I’ve noticed a very interesting similarity between the Japanese and Lithuanians. At first glance, they shouldn’t really be similar. But some attitude toward nature, toward phenomena, toward life, a certain philosophy – it seems to me that it partially overlaps.
Another thing is that the Japanese have a very specific relationship with scents and scent culture. Historically, they hardly used perfumes the way we imagine. And even today, it’s not that people there use perfumes very heavily.
It was a very pleasant surprise for me that my creation – this so-called middle register – suits them very well.
When people ask me whether my scents are strong, heavy, or light, I always say: they are in between. That middle register. And it turns out that the Japanese really like it.
Moreover, the way the scents develop on their skin and on their clothes suits them very well. It seems to me that in this case, our philosophies simply aligned.
And the final question: where do you see FUMparFUM in ten years?
I see it as an international brand that continues to carry the flag of artistic perfumery.
Because if you look at perfumery purely as a business, then the most important things are numbers: sales, profit, and so on.

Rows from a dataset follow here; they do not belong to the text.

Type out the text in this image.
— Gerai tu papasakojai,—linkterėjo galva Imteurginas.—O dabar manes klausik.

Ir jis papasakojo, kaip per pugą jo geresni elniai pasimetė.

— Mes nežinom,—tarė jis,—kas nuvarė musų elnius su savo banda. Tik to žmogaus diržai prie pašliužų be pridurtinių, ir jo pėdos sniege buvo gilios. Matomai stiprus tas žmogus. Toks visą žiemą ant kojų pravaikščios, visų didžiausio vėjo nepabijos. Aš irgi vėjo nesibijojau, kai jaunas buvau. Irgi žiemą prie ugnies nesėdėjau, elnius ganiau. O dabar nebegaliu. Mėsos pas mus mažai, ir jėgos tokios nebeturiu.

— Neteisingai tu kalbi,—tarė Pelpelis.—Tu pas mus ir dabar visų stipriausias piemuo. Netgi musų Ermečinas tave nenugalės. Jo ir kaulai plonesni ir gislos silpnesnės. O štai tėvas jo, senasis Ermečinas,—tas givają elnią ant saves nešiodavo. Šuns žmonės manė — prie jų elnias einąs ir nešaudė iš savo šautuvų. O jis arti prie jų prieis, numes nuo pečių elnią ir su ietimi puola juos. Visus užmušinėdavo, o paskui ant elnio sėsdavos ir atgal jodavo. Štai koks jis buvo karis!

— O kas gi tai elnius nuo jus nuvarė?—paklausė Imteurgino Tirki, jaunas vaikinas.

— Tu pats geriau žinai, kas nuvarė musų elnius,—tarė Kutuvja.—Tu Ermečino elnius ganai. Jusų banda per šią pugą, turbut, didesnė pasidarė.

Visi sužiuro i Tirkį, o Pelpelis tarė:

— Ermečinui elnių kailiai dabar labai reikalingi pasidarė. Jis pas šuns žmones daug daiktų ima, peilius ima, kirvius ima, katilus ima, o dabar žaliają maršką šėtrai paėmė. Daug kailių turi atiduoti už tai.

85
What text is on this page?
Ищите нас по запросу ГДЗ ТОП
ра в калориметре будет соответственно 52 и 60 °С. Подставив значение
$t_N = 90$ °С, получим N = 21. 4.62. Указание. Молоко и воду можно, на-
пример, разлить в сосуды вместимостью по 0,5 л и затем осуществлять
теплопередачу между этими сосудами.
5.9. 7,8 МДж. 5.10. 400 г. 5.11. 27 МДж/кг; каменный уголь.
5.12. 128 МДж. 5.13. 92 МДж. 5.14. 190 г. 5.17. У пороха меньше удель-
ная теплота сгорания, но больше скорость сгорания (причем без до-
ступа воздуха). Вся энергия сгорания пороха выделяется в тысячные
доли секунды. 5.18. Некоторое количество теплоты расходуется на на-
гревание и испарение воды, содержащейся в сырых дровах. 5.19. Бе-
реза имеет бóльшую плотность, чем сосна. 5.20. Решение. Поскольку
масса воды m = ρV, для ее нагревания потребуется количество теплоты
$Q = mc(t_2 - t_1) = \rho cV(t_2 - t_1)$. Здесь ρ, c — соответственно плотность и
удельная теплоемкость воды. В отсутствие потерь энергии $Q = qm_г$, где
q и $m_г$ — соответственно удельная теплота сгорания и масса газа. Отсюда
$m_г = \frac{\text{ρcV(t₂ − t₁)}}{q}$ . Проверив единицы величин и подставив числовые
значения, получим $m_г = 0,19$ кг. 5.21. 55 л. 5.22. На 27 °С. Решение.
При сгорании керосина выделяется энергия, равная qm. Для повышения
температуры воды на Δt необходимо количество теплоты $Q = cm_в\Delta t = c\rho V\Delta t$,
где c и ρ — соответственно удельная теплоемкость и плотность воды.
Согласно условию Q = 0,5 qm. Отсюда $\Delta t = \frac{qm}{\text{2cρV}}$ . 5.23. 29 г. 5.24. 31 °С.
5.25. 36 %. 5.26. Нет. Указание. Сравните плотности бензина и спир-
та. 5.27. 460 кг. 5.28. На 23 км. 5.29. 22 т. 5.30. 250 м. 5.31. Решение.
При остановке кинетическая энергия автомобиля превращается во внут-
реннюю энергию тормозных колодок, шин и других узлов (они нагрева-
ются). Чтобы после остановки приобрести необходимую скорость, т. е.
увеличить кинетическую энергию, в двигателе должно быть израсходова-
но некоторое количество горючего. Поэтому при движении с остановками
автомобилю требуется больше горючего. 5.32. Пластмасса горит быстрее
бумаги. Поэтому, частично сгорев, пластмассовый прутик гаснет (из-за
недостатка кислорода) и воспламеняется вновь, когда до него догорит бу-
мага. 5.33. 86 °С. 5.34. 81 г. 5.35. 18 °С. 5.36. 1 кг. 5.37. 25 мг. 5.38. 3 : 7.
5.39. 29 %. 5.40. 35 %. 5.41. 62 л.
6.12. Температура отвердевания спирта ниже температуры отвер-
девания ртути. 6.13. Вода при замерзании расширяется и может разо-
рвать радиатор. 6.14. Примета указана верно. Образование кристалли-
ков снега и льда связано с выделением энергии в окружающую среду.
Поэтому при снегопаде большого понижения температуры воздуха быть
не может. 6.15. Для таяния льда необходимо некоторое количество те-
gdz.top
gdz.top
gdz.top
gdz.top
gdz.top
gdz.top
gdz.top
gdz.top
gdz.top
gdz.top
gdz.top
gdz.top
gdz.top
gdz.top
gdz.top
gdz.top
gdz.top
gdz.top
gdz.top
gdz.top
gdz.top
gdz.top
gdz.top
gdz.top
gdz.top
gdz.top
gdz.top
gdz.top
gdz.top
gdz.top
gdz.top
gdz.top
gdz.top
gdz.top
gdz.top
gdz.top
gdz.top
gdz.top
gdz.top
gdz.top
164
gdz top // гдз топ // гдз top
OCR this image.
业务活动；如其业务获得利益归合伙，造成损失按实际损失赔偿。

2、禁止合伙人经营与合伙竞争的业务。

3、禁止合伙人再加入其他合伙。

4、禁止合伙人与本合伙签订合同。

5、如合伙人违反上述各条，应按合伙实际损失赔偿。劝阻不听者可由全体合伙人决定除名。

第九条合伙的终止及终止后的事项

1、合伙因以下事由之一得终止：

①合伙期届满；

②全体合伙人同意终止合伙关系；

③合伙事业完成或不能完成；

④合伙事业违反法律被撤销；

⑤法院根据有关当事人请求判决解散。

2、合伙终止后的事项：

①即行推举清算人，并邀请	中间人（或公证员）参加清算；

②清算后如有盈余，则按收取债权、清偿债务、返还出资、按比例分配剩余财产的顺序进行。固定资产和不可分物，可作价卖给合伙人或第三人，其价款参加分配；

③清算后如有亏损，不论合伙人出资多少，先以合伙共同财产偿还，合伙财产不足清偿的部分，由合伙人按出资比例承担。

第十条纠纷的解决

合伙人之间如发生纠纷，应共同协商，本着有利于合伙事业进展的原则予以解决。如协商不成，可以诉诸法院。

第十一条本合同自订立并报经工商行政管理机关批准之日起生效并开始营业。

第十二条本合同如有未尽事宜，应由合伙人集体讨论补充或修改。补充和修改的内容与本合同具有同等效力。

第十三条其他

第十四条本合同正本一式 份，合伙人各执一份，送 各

But my mission is somewhat different. I understand perfumery as a form of dissemination.
That means spreading artistic ideas through scent. I understand that this cannot guarantee very high sales or commissions, but I really like this direction, and I intend to stick to it.
It seems to me that this direction has great potential in the future of perfumery. Just as we have selective champagne or other selective products, perfumery can also be a selective thing.